The appearance of the text on the page must have been instead more like the Missal of Cardinal Antonio Pallavicini Gentili (d.1507):
Biblioteca Nacional de España, Vitr. 22-7 [source]
The comparison with the Palavicini Missal, with its "Te igitur" historiated initial representing Christ, arms outspread, before the Cross, also provides an interesting comparison with a cutting sold at Sotheby's (2 December 1997, lot 82), attributed to Attavante, also doubtless from a Missal of Leo X—very possibly the same one as the Vassar cuttings:

The Morgan manuscript has 29 historiated initials on its 19 leaves, one at the beginning of each prayer.
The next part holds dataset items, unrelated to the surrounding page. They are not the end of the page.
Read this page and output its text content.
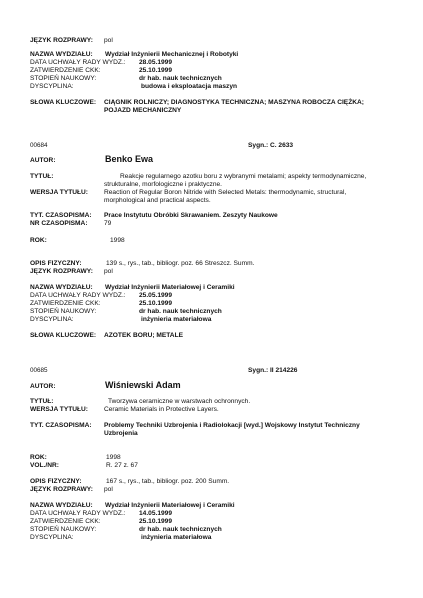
JĘZYK ROZPRAWY: pol
NAZWA WYDZIAŁU: Wydział Inżynierii Mechanicznej i Robotyki
DATA UCHWAŁY RADY WYDZ.: 28.05.1999
ZATWIERDZENIE CKK:	25.10.1999
STOPIEŃ NAUKOWY:	dr hab. nauk technicznych
DYSCYPLINA:	budowa i eksploatacja maszyn
SŁOWA KLUCZOWE: CIĄGNIK ROLNICZY; DIAGNOSTYKA TECHNICZNA; MASZYNA ROBOCZA CIĘŻKA;
POJAZD MECHANICZNY
00684	Sygn.: C. 2633
AUTOR:	Benko Ewa
TYTUŁ:	Reakcje regularnego azotku boru z wybranymi metalami; aspekty termodynamiczne,
strukturalne, morfologiczne i praktyczne.
WERSJA TYTUŁU: Reaction of Regular Boron Nitride with Selected Metals: thermodynamic, structural,
morphological and practical aspects.
TYT. CZASOPISMA: Prace Instytutu Obróbki Skrawaniem. Zeszyty Naukowe
NR CZASOPISMA: 79
ROK:	1998
OPIS FIZYCZNY:	139 s., rys., tab., bibliogr. poz. 66 Streszcz. Summ.
JĘZYK ROZPRAWY: pol
NAZWA WYDZIAŁU: Wydział Inżynierii Materiałowej i Ceramiki
DATA UCHWAŁY RADY WYDZ.: 25.05.1999
ZATWIERDZENIE CKK:	25.10.1999
STOPIEŃ NAUKOWY:	dr hab. nauk technicznych
DYSCYPLINA:	inżynieria materiałowa
SŁOWA KLUCZOWE: AZOTEK BORU; METALE
00685	Sygn.: II 214226
AUTOR:	Wiśniewski Adam
TYTUŁ:	Tworzywa ceramiczne w warstwach ochronnych.
WERSJA TYTUŁU: Ceramic Materials in Protective Layers.
TYT. CZASOPISMA: Problemy Techniki Uzbrojenia i Radiolokacji [wyd.] Wojskowy Instytut Techniczny
Uzbrojenia
ROK:	1998
VOL./NR:	R. 27 z. 67
OPIS FIZYCZNY:	167 s., rys., tab., bibliogr. poz. 200 Summ.
JĘZYK ROZPRAWY: pol
NAZWA WYDZIAŁU: Wydział Inżynierii Materiałowej i Ceramiki
DATA UCHWAŁY RADY WYDZ.: 14.05.1999
ZATWIERDZENIE CKK:	25.10.1999
STOPIEŃ NAUKOWY:	dr hab. nauk technicznych
DYSCYPLINA:	inżynieria materiałowa
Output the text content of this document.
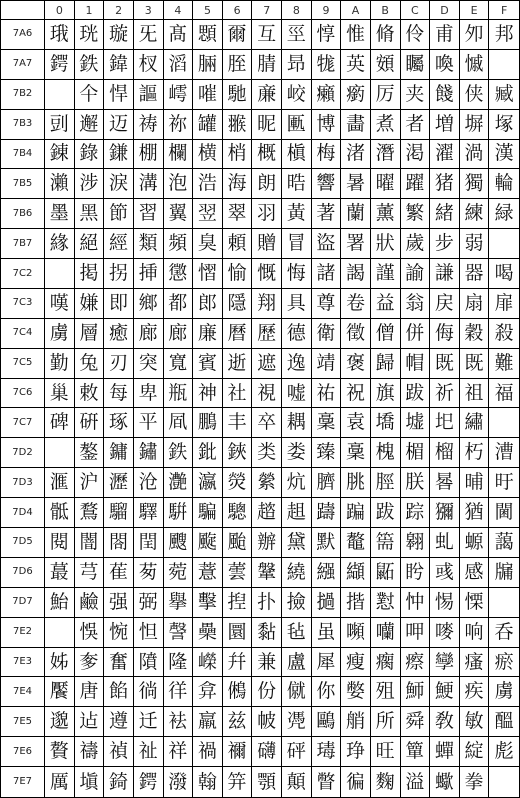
0	1	2	3	4	5	6	7	8	9	A	B	C	D	E	F
7A6 珴 珖 璇 旡 髙 顋 爾 互 巠 惇 惟 脩 伶 甫 夘 邦
7A7 鍔 鉄 鍏 杈 滔 脼 胵 腈 昻 牻 英 頞 矚 喚 慽
7B2	仐 悍 謳 嶀 嗺 馳 亷 峧 癩 瘹 厉 夹 餞 侠 臧
7B3 剅 邂 迈 祷 祢 罐 翭 昵 匭 博 畵 煮 者 増 塀 塚
7B4 錬 錄 鎌 棚 欄 横 梢 概 槇 梅 渚 潛 渇 濯 渦 漢
7B5 瀨 涉 淚 溝 泡 浩 海 朗 晧 響 暑 曜 躍 猪 獨 輪
7B6 墨 黑 節 習 翼 翌 翠 羽 黃 著 蘭 薰 繁 緒 練 緑
7B7 緣 絕 經 類 頻 臭 頼 贈 冒 盜 署 狀 歲 步 弱
7C2	掲 拐 挿 懲 慴 愉 慨 悔 諸 謁 謹 諭 謙 器 喝
7C3 嘆 嫌 即 鄉 都 郎 隱 翔 具 尊 卷 益 翁 戻 扇 扉
7C4 虜 層 癒 廊 廊 廉 曆 歷 德 衛 徵 僧 併 侮 穀 殺
7C5 勤 兔 刃 突 寬 賓 逝 遮 逸 靖 褒 歸 帽 既 既 難
7C6 巢 敕 每 卑 瓶 神 社 視 嘘 祐 祝 旗 跋 祈 祖 福
7C7 碑 硏 琢 平 凮 鵬 丰 卒 耦 稾 袁 墧 墟 圯 繡
7D2	鏊 鏞 鏽 鉄 鈚 鋏 类 娄 臻 稾 槐 楣 榴 朽 漕
7D3 滙 沪 瀝 沧 灔 瀛 熒 縈 炕 臍 朓 脛 朕 晷 晡 旴
7D4 骶 鶩 騮 驛 騈 騙 驄 趦 趄 躊 蹁 跋 踪 獼 猶 閫
7D5 閱 闇 閤 閏 颼 颴 颱 辦 黛 默 鼇 篅 翱 虬 螈 藹
7D6 蕞 芎 萑 茐 菀 薏 蕓 鞶 繞 繦 纈 鼫 盻 彧 感 牖
7D7 鮐 鹼 强 弼 擧 擊 揑 扑 撿 撾 揩 懟 忡 惕 慄
7E2	悞 惋 怛 謦 櫐 圜 黏 毡 虽 嚬 囒 呷 嘜 响 呑
7E3 姊 奓 奮 隫 隆 嶸 幷 兼 盧 犀 瘦 瘸 瘵 孿 瘙 瘀
7E4 饜 唐 餡 徜 徉 弇 鵂 份 僦 你 嫳 殂 魳 鯁 疾 虜
7E5 邈 迠 遵 迁 袪 羸 兹 帔 凴 鷗 艄 所 舜 敎 敏 醞
7E6 贅 禱 禎 祉 祥 禍 禰 礴 砰 瑇 琤 旺 簞 蟬 綻 彪
7E7 厲 塡 錡 鍔 潑 翰 笄 顎 顛 瞥 徧 麴 溢 蠍 拳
If the dismembered Missal was decorated to a similarly dense extent, which seems very likely, the four cuttings thus far identified must come from a much larger group, and this allows us to re-read the 1838 Ottley auction catalogue in a new light.

I previously suggested the the Vassar and related cuttings formed part of lot 219, or more probably lot 220, but actually it is also possible that lots 221–226 also contain as many as thirty-six further cuttings from the same manuscript, also depicting a priest at an altar:
"219  A sheet—Christ, with Emblems of the Passion, and seven
small miniatures of Priests officiating at the Altar, enclosed
in pieces of Border, with the Arms of Leo X
220  Seven similar pieces of Priests at the Altar
221  Nine others ; and a representation of the Trinity
222  Nine others
223  Four others, very small and highly finished
224  Four others
225  Four others, St. John, &c.
226  Six others"
The first item of lot 219, "Christ, with Emblems of the Passion", could plausibly be a description of the ex-Sotheby's initial shown above. When sold in 1997, this cutting was accompanied by 4 piece of border including the devices and arms of Leo X, so an even better match is therefore provided by the preceding item, lot 218:
"218  The Resurrection, and half-length figure of Christ, with Emblems of the Passion, standing in the Sepulchre enclosed in four pieces of Border, with the Arms of Pope Leo X."